Yeah. You read it right. This movie is 108 minutes of that, both to its credit and detriment. Two-dimensional characters may be appropriate for a live-action cartoon, the sort of Steamboat Willie riff that doesn’t actually require leveraging the public domain to rip off a famous character, but pays homage to its style instead. Yet it’s hard to emotionally invest in any of it. The beavers are about as sympathetic as the Caddyshack gopher, and Jean’s a nitwit, so the audience’s only rooting interest is in seeing how crazy things get.
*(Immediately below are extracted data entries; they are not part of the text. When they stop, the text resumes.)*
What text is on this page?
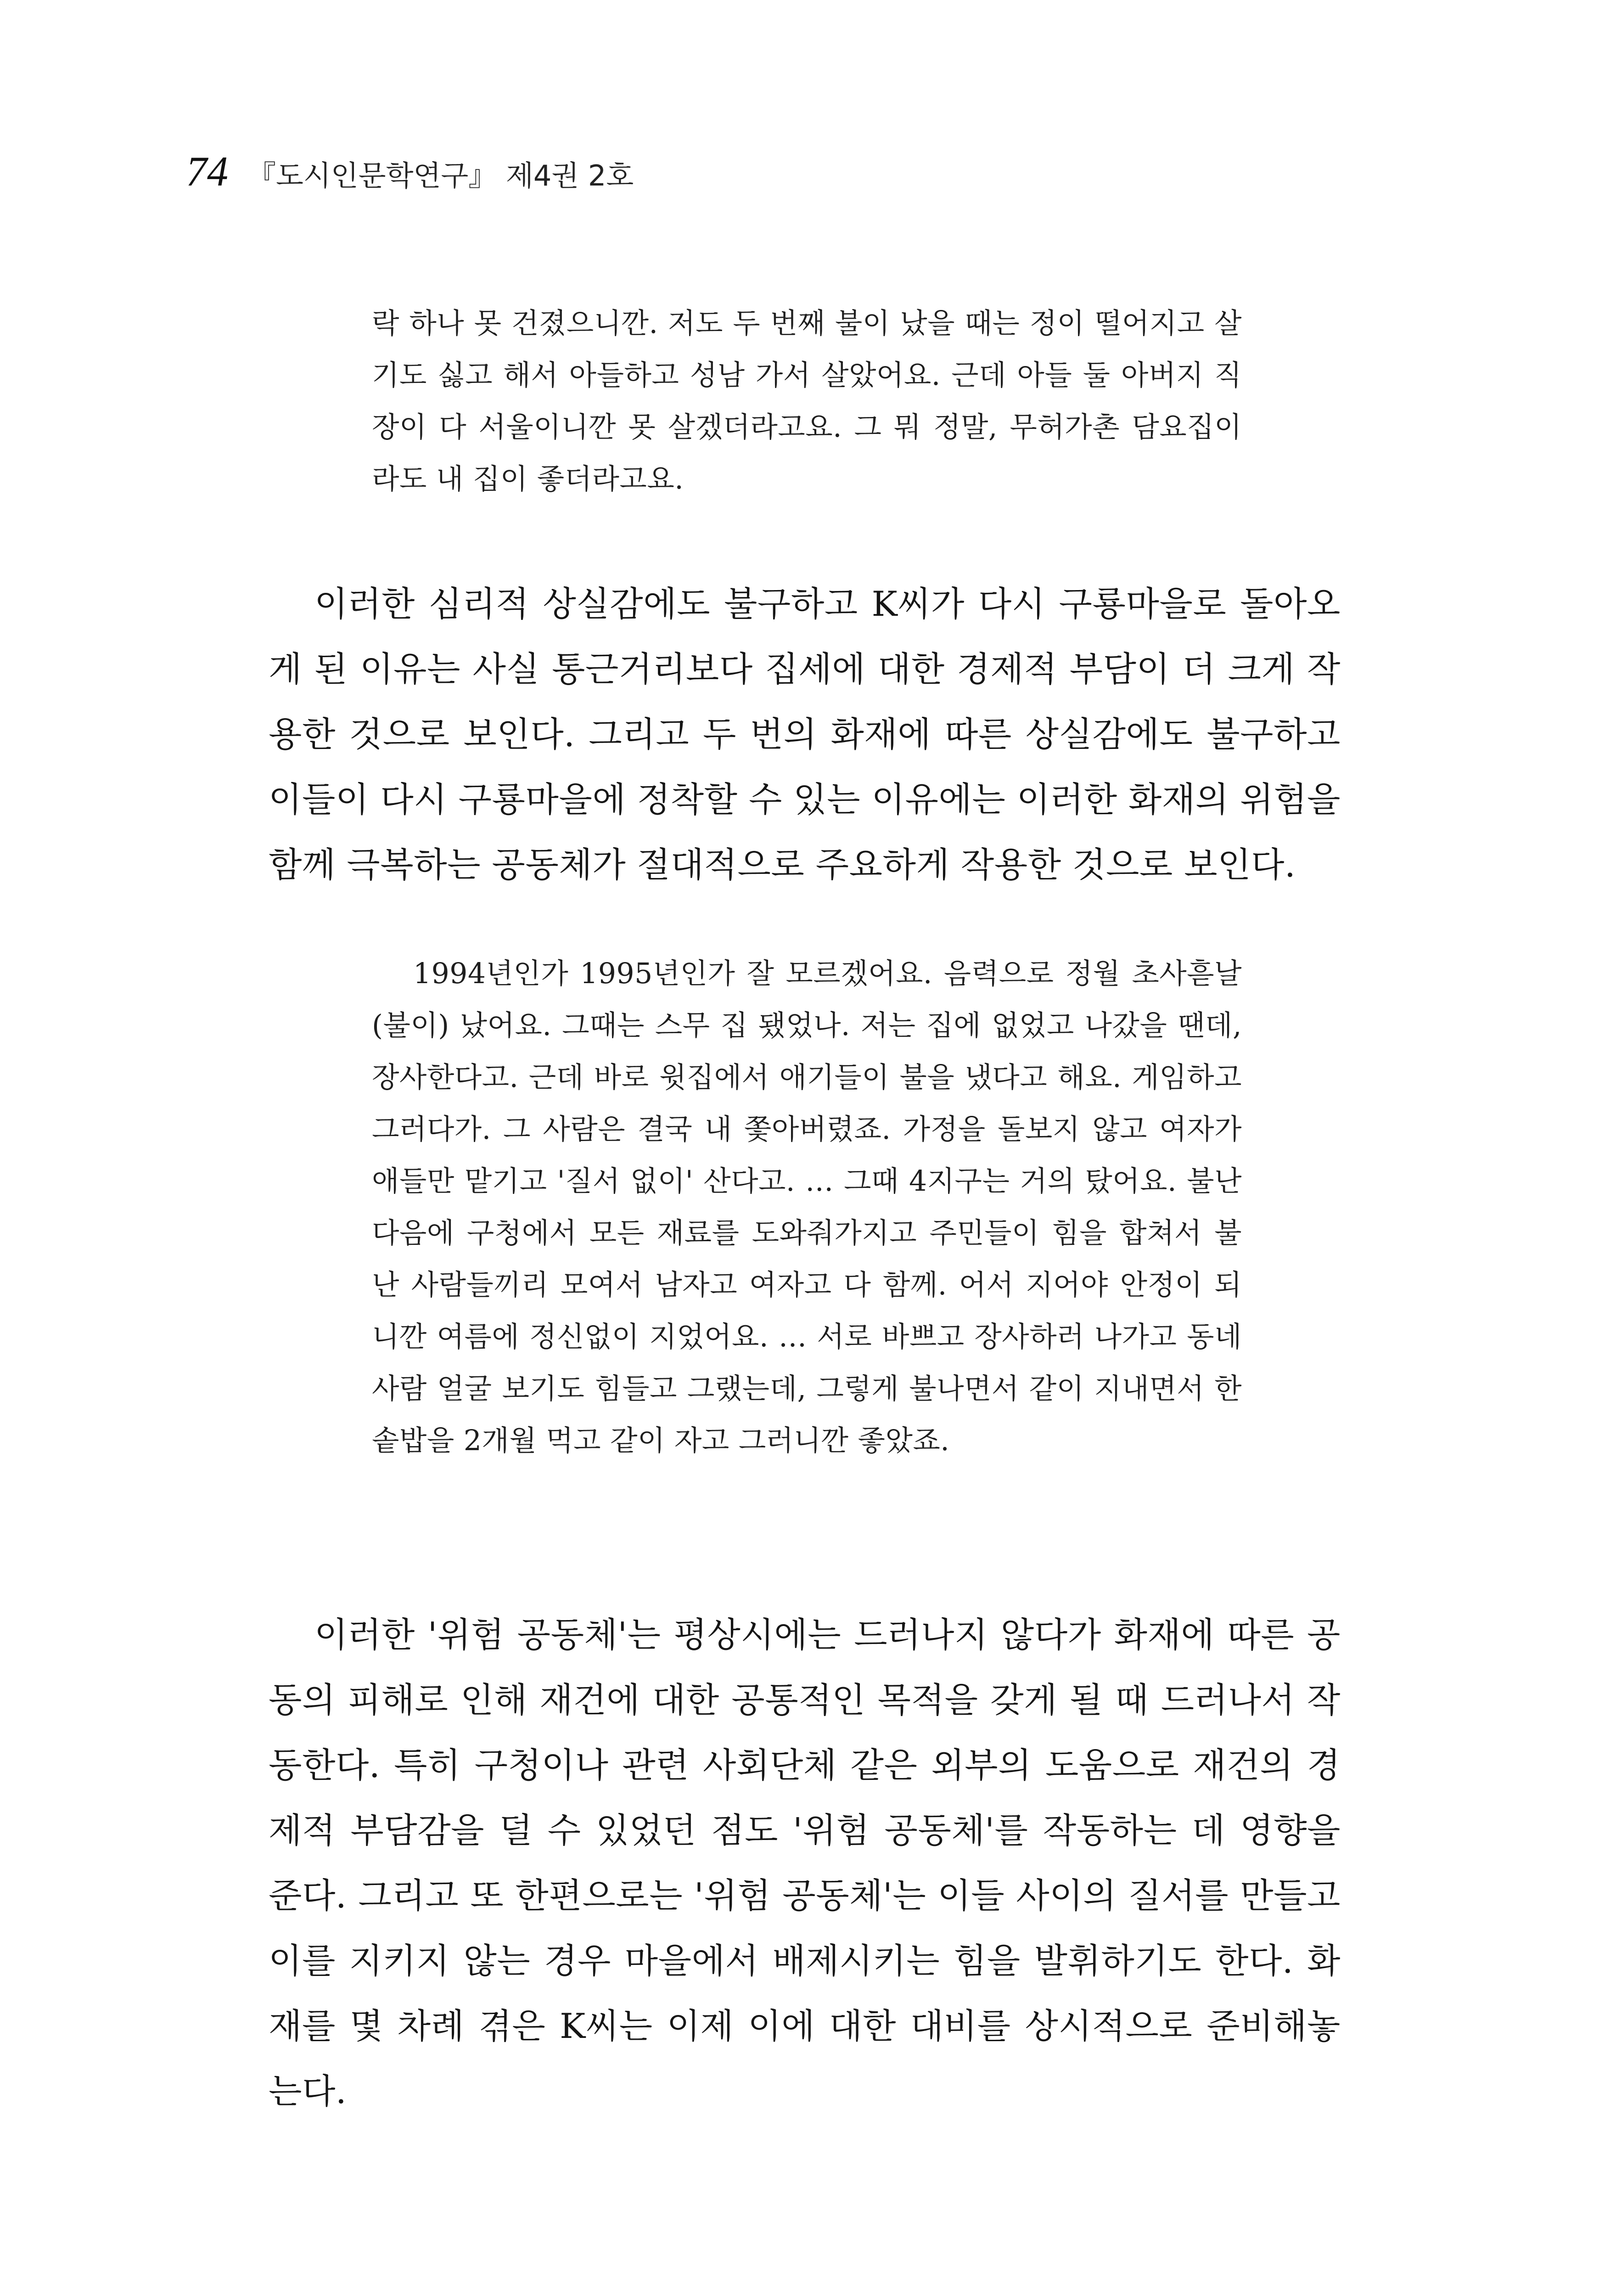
74 『도시인문학연구』 제4권 2호

락 하나 못 건졌으니깐. 저도 두 번째 불이 났을 때는 정이 떨어지고 살기도 싫고 해서 아들하고 성남 가서 살았어요. 근데 아들 둘 아버지 직장이 다 서울이니깐 못 살겠더라고요. 그 뭐 정말, 무허가촌 담요집이라도 내 집이 좋더라고요.

이러한 심리적 상실감에도 불구하고 K씨가 다시 구룡마을로 돌아오게 된 이유는 사실 통근거리보다 집세에 대한 경제적 부담이 더 크게 작용한 것으로 보인다. 그리고 두 번의 화재에 따른 상실감에도 불구하고 이들이 다시 구룡마을에 정착할 수 있는 이유에는 이러한 화재의 위험을 함께 극복하는 공동체가 절대적으로 주요하게 작용한 것으로 보인다.

1994년인가 1995년인가 잘 모르겠어요. 음력으로 정월 초사흗날 (불이) 났어요. 그때는 스무 집 됐었나. 저는 집에 없었고 나갔을 땐데, 장사한다고. 근데 바로 윗집에서 애기들이 불을 냈다고 해요. 게임하고 그러다가. 그 사람은 결국 내 쫓아버렸죠. 가정을 돌보지 않고 여자가 애들만 맡기고 '질서 없이' 산다고. … 그때 4지구는 거의 탔어요. 불난 다음에 구청에서 모든 재료를 도와줘가지고 주민들이 힘을 합쳐서 불난 사람들끼리 모여서 남자고 여자고 다 함께. 어서 지어야 안정이 되니깐 여름에 정신없이 지었어요. … 서로 바쁘고 장사하러 나가고 동네사람 얼굴 보기도 힘들고 그랬는데, 그렇게 불나면서 같이 지내면서 한솥밥을 2개월 먹고 같이 자고 그러니깐 좋았죠.

이러한 '위험 공동체'는 평상시에는 드러나지 않다가 화재에 따른 공동의 피해로 인해 재건에 대한 공통적인 목적을 갖게 될 때 드러나서 작동한다. 특히 구청이나 관련 사회단체 같은 외부의 도움으로 재건의 경제적 부담감을 덜 수 있었던 점도 '위험 공동체'를 작동하는 데 영향을 준다. 그리고 또 한편으로는 '위험 공동체'는 이들 사이의 질서를 만들고 이를 지키지 않는 경우 마을에서 배제시키는 힘을 발휘하기도 한다. 화재를 몇 차례 겪은 K씨는 이제 이에 대한 대비를 상시적으로 준비해놓는다.
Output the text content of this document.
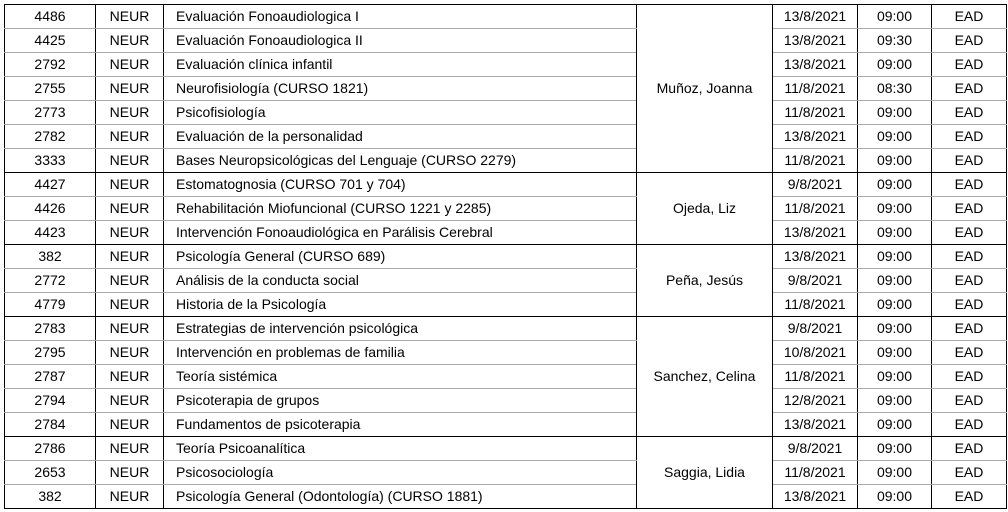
4486	NEUR	Evaluación Fonoaudiologica I	Muñoz, Joanna	13/8/2021	09:00	EAD
4425	NEUR	Evaluación Fonoaudiologica II		13/8/2021	09:30	EAD
2792	NEUR	Evaluación clínica infantil		13/8/2021	09:00	EAD
2755	NEUR	Neurofisiología (CURSO 1821)		11/8/2021	08:30	EAD
2773	NEUR	Psicofisiología		11/8/2021	09:00	EAD
2782	NEUR	Evaluación de la personalidad		13/8/2021	09:00	EAD
3333	NEUR	Bases Neuropsicológicas del Lenguaje (CURSO 2279)		11/8/2021	09:00	EAD
4427	NEUR	Estomatognosia (CURSO 701 y 704)	Ojeda, Liz	9/8/2021	09:00	EAD
4426	NEUR	Rehabilitación Miofuncional (CURSO 1221 y 2285)		11/8/2021	09:00	EAD
4423	NEUR	Intervención Fonoaudiológica en Parálisis Cerebral		13/8/2021	09:00	EAD
382	NEUR	Psicología General (CURSO 689)	Peña, Jesús	13/8/2021	09:00	EAD
2772	NEUR	Análisis de la conducta social		9/8/2021	09:00	EAD
4779	NEUR	Historia de la Psicología		11/8/2021	09:00	EAD
2783	NEUR	Estrategias de intervención psicológica	Sanchez, Celina	9/8/2021	09:00	EAD
2795	NEUR	Intervención en problemas de familia		10/8/2021	09:00	EAD
2787	NEUR	Teoría sistémica		11/8/2021	09:00	EAD
2794	NEUR	Psicoterapia de grupos		12/8/2021	09:00	EAD
2784	NEUR	Fundamentos de psicoterapia		13/8/2021	09:00	EAD
2786	NEUR	Teoría Psicoanalítica	Saggia, Lidia	9/8/2021	09:00	EAD
2653	NEUR	Psicosociología		11/8/2021	09:00	EAD
382	NEUR	Psicología General (Odontología) (CURSO 1881)		13/8/2021	09:00	EAD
Fortunately for those who do hang in there through the semi-repetitive slapstick bits, the climax pulls out all the stops, with manic, video-game style platforming action, a beaver kaiju, and a SpaceX spoof that comes out of nowhere.
Tews is game for all the mugging his character requires, and avoids the biggest potential hurdle of something like this by never acting smarter than the material. He’s clearly studied the silent clowns of cinema in preparation, thoroughly embarrassing his character but never himself. As for all the furries/mascots, don’t expect any riffs on the negative stereotypes often held against that community; they’re more akin to Universal’s Minions, even using recognizable French words at times. There’s an extended gag based on Coolidge’s Dogs Playing Poker paintings that cracked me up, and it’s much easier to take the violent plot when death is simply represented by the beavers having Xs over their eyes.
Director Mike Cheslik, who co-wrote the movie with Tews, needs to prove he can do more than this style if he’s going to last. But at least for one film, he’s done a thing that literally nobody else is doing in quite the same way. Even if it does tax the patience at times.
Hundreds Of Beavers opens in select theaters on March 14.